Cet élan de solidarité est sans précédent dans ce milieu. D’autant plus qu’il s’agit ici d’argent, de beaucoup d’argent, réputé pour avoir la capacité de détruire la plus forte des relations de confiance entre les individus.

Le grand perdant

Bien qu’il soit très complexe d’apposer le mot victoire à ce mouvement, il n’en demeure pas moins que l’un des objectifs de la communauté voulant marquer un gros coup contre les fonds d’investissement ayant short massivement l’action de Gamestop peut être qualifié de réussi. En effet l’histoire retiendra le nom de Melvin Capital Management comme principal perdant, ce fond spéculatif notamment connu pour ses paris à découvert s’est vu infligé des pertes colossales. Durant les trois premières semaines de l’euphorie, le fond aurait essuyé des pertes de plus 3,5 milliards de dollars. Ces chiffres pourraient être réévalués à la hausse si l’on prend en compte d’autres opérateurs qui auraient short sans pour autant le déclarer.

Conclusion

Les rouages de cette affaire ont donc les caractéristiques adéquates pour la production d’un film sensationnel. L’adage “l’union fait la force” adapté au progrès et aux pratiques interactives actuelles n’aura jamais été plus parlant.
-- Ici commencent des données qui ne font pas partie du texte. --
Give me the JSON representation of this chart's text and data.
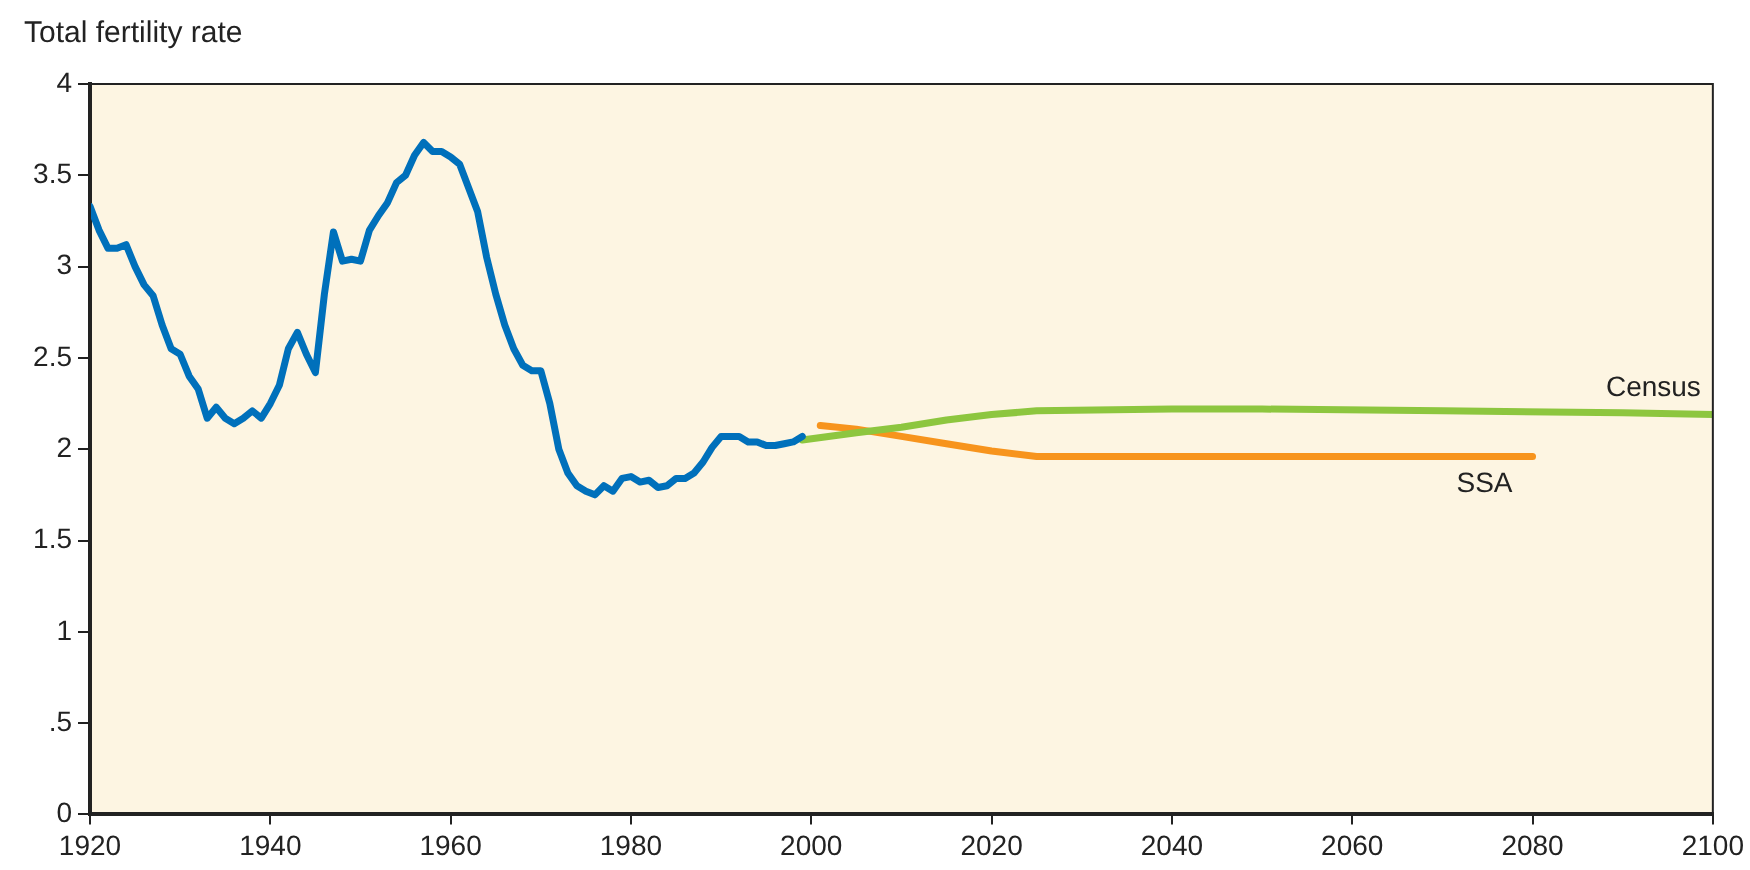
{
  "chart_data": {
    "type": "line",
    "ylabel": "Total fertility rate",
    "xlim": [
      1920,
      2100
    ],
    "xticks": [
      1920,
      1940,
      1960,
      1980,
      2000,
      2020,
      2040,
      2060,
      2080,
      2100
    ],
    "ylim": [
      0,
      4
    ],
    "yticks": [
      0,
      {
        "value": 0.5,
        "label": ".5"
      },
      1,
      1.5,
      2,
      2.5,
      3,
      3.5,
      4
    ],
    "grid": false,
    "legend": false,
    "marker": "none",
    "line_style": "solid",
    "series": [
      {
        "color": "#0070bb",
        "x": [
          1920,
          1921,
          1922,
          1923,
          1924,
          1925,
          1926,
          1927,
          1928,
          1929,
          1930,
          1931,
          1932,
          1933,
          1934,
          1935,
          1936,
          1937,
          1938,
          1939,
          1940,
          1941,
          1942,
          1943,
          1944,
          1945,
          1946,
          1947,
          1948,
          1949,
          1950,
          1951,
          1952,
          1953,
          1954,
          1955,
          1956,
          1957,
          1958,
          1959,
          1960,
          1961,
          1962,
          1963,
          1964,
          1965,
          1966,
          1967,
          1968,
          1969,
          1970,
          1971,
          1972,
          1973,
          1974,
          1975,
          1976,
          1977,
          1978,
          1979,
          1980,
          1981,
          1982,
          1983,
          1984,
          1985,
          1986,
          1987,
          1988,
          1989,
          1990,
          1991,
          1992,
          1993,
          1994,
          1995,
          1996,
          1997,
          1998,
          1999
        ],
        "values": [
          3.33,
          3.2,
          3.1,
          3.1,
          3.12,
          3.0,
          2.9,
          2.84,
          2.68,
          2.55,
          2.52,
          2.4,
          2.33,
          2.17,
          2.23,
          2.17,
          2.14,
          2.17,
          2.21,
          2.17,
          2.25,
          2.35,
          2.55,
          2.64,
          2.52,
          2.42,
          2.85,
          3.19,
          3.03,
          3.04,
          3.03,
          3.2,
          3.28,
          3.35,
          3.46,
          3.5,
          3.61,
          3.68,
          3.63,
          3.63,
          3.6,
          3.56,
          3.43,
          3.3,
          3.05,
          2.85,
          2.68,
          2.55,
          2.46,
          2.43,
          2.43,
          2.25,
          2.0,
          1.87,
          1.8,
          1.77,
          1.75,
          1.8,
          1.77,
          1.84,
          1.85,
          1.82,
          1.83,
          1.79,
          1.8,
          1.84,
          1.84,
          1.87,
          1.93,
          2.01,
          2.07,
          2.07,
          2.07,
          2.04,
          2.04,
          2.02,
          2.02,
          2.03,
          2.04,
          2.07
        ]
      },
      {
        "name": "Census",
        "color": "#8dc63f",
        "x": [
          1999,
          2005,
          2010,
          2015,
          2020,
          2025,
          2040,
          2050,
          2070,
          2090,
          2100
        ],
        "values": [
          2.05,
          2.09,
          2.12,
          2.16,
          2.19,
          2.21,
          2.22,
          2.22,
          2.21,
          2.2,
          2.19
        ]
      },
      {
        "name": "SSA",
        "color": "#f7941d",
        "x": [
          2001,
          2005,
          2010,
          2015,
          2020,
          2025,
          2040,
          2060,
          2080
        ],
        "values": [
          2.13,
          2.11,
          2.07,
          2.03,
          1.99,
          1.96,
          1.96,
          1.96,
          1.96
        ]
      }
    ]
  }
}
Bien qu’un pavé soit jeté, il n’en demeure pas moins que le secteur de la finance, de par ses moyens s’avère être un océan et non une mare. Impactant donc peu au final les établis en vigueur.

Ainsi,  dire qu’un rassemblement d’individus issus du peuple a réussi à “battre” Wall Street semble aller vite en besogne, car, bien que des milliards aient été plus ou moins “redistribués”, ces quelques acteurs du milieu financier ne représentent pas la globalité du secteur.

Cette expédition punitive par le peuple a non moins révélé au grand jour les contours d’un système dont l’opacité autour des pratiques semble vive malgré les instances de contrôle existantes.